News Seeing through the Smoke

DOH, FDA win in SC could go to waste if vape bill becomes law

If President Rodrigo Duterte approves the vape bill before he leaves Malacanang on June 30, the Department of Health (DOH) says it will “result in an absurd situation” wherein similar products that cause harm and danger are regulated differently.

The DOH renewed its call on the president to veto the bill, which strips the Food and Drug Administration (FDA) of the mandate to regulate novel tobacco products, including vapes and heated tobacco products (HTP).

Section 21 of the proposed Vaporized Nicotine and Non-Nicotine Productions Regulation Act transfers the authority to regulate such products to the Department of Trade and Industry (DTI). “Once the bill becomes law, vapes will be regulated not as a health product, but as a consumer product, which makes it more dangerous for the public,” the DOH said on its official Viber account.

The controversial measure was transmitted to Malacañang on June 24, just six days before the president’s term ends on June 30. Duterte now has the option to veto or sign it into law, or let it lapse into law after 30 days from submission.

“The transmittal of the bill at this late hour is a devious attempt to evade scrutiny by the outgoing administration, and to get the bill passed on to the next administration,” said Sen. Pia Cayetano, who opposed the measure from the outset.

Congress ratified on Jan. 26 a version of the vape bill  that lowers the minimum age of restriction to vapes and HTPs from 21 to 18 years old and allows more flavors, instead of just two (plain tobacco and menthol), as mandated in an existing law.
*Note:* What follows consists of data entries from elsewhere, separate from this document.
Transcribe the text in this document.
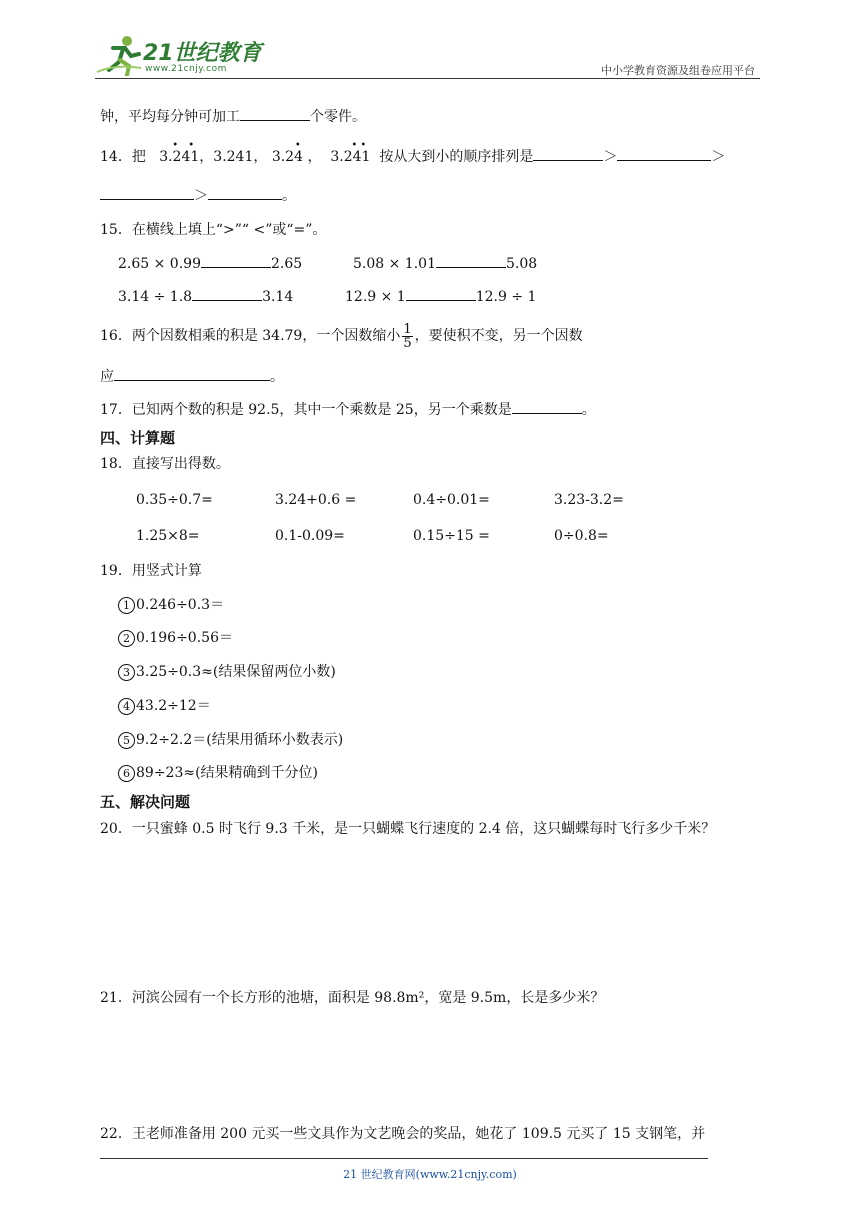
21世纪教育
www.21cnjy.com	中小学教育资源及组卷应用平台
钟，平均每分钟可加工	个零件。
14．把 3.241
• •
，3.241， 3.24
•
， 3.241
• •
按从大到小的顺序排列是	＞	＞
＞	。
15．在横线上填上“>”“ <”或“=”。
2.65 × 0.99	2.65	5.08 × 1.01	5.08
3.14 ÷ 1.8	3.14	12.9 × 1	12.9 ÷ 1
16．两个因数相乘的积是 34.79，一个因数缩小 $\frac{1}{5}$ ，要使积不变，另一个因数
应	。
17．已知两个数的积是 92.5，其中一个乘数是 25，另一个乘数是	。
四、计算题
18．直接写出得数。
0.35÷0.7=	3.24+0.6 =	0.4÷0.01=	3.23-3.2=
1.25×8=	0.1-0.09=	0.15÷15 =	0÷0.8=
19．用竖式计算
1 0.246÷0.3＝
2 0.196÷0.56＝
3 3.25÷0.3≈(结果保留两位小数)
4 43.2÷12＝
5 9.2÷2.2＝(结果用循环小数表示)
6 89÷23≈(结果精确到千分位)
五、解决问题
20．一只蜜蜂 0.5 时飞行 9.3 千米，是一只蝴蝶飞行速度的 2.4 倍，这只蝴蝶每时飞行多少千米？
21．河滨公园有一个长方形的池塘，面积是 98.8m²，宽是 9.5m，长是多少米？
22．王老师准备用 200 元买一些文具作为文艺晚会的奖品，她花了 109.5 元买了 15 支钢笔，并
21 世纪教育网(www.21cnjy.com)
(Read Vape bill version 2022: Congress ‘hijacks’ stringent regulations)

Just last June 13, the Supreme Court (SC) ruled in favor of the FDA, stating that the agency has “competence and mandate to ensure safety, efficacy, purity, and quality of health products,” including tobacco products.

The High Court overturned a 2012 decision by the Regional Trial Court of Las Piñas, Branch 255, granting the petition of the Philippine Tobacco Industry (PTI) to prohibit the enforcement of the implementing rules and regulations of Republic Act (RA) 9711 or the Food and Drug Administration Act of 2009.

RA 9711 granted FDA regulatory authority over “all health products.” PTI then argued that the law excludes tobacco products, following Sec. 25 of RA 9211 or the Tobacco Regulation Act of 2003 that granted the Inter-Agency Committee Tobacco (IAC-T) the “exclusive jurisdiction over tobacco products, including its health aspect.”

The DTI heads IAC-T, while the DOH sits as vice chair.

In a 37-page decision, Justice Marvic Leonen wrote that such provision “does not automatically place tobacco products outside the [FDA’s] regulatory authority.”

Leonen said the IAC-T has “limited jurisdiction over tobacco products and does not regulate all their aspects,” noting that RA 9211 includes the regulation of distribution, access, sale, labeling, advertisements, sponsorships, and promotions of tobacco products and not the health aspects.

The senior associate justice said the respondents, who are representing major transnational tobacco companies in the country, “proposes an interpretation of our law that will effectively remove them” from the regulation of DOH and FDA.

“This not only leads to an absurd result, but it is also contrary to law and our international obligations,” he added, referring to the Philippines’ commitment as a signatory to the World Health Organization Framework Convention on Tobacco Control (WHO FCTC).

While the SC decision did not cover novel tobacco products, the DOH said it “immortalizes the fact that tobacco products and all related products, such as [HTPs], vapor products, and other emerging similar products are health products and should be regulated under the FDA.”

Several health experts have repeatedly noted that vapes and HTPs pose threats to human health. “Reduced risk” claims are misleading, according to experts, because these are based on short-term evidence and long-term studies are needed to assess significant harms.

(Read ‘95% less harm?’: Without scientific consensus, legislators favor ‘reduced risk’ claims in e-cigs, HTPs)

The DOH hopes that the outgoing president will stick to his earlier anti-smoking pronouncements and will continue to prioritize health over the tobacco industry’s interests.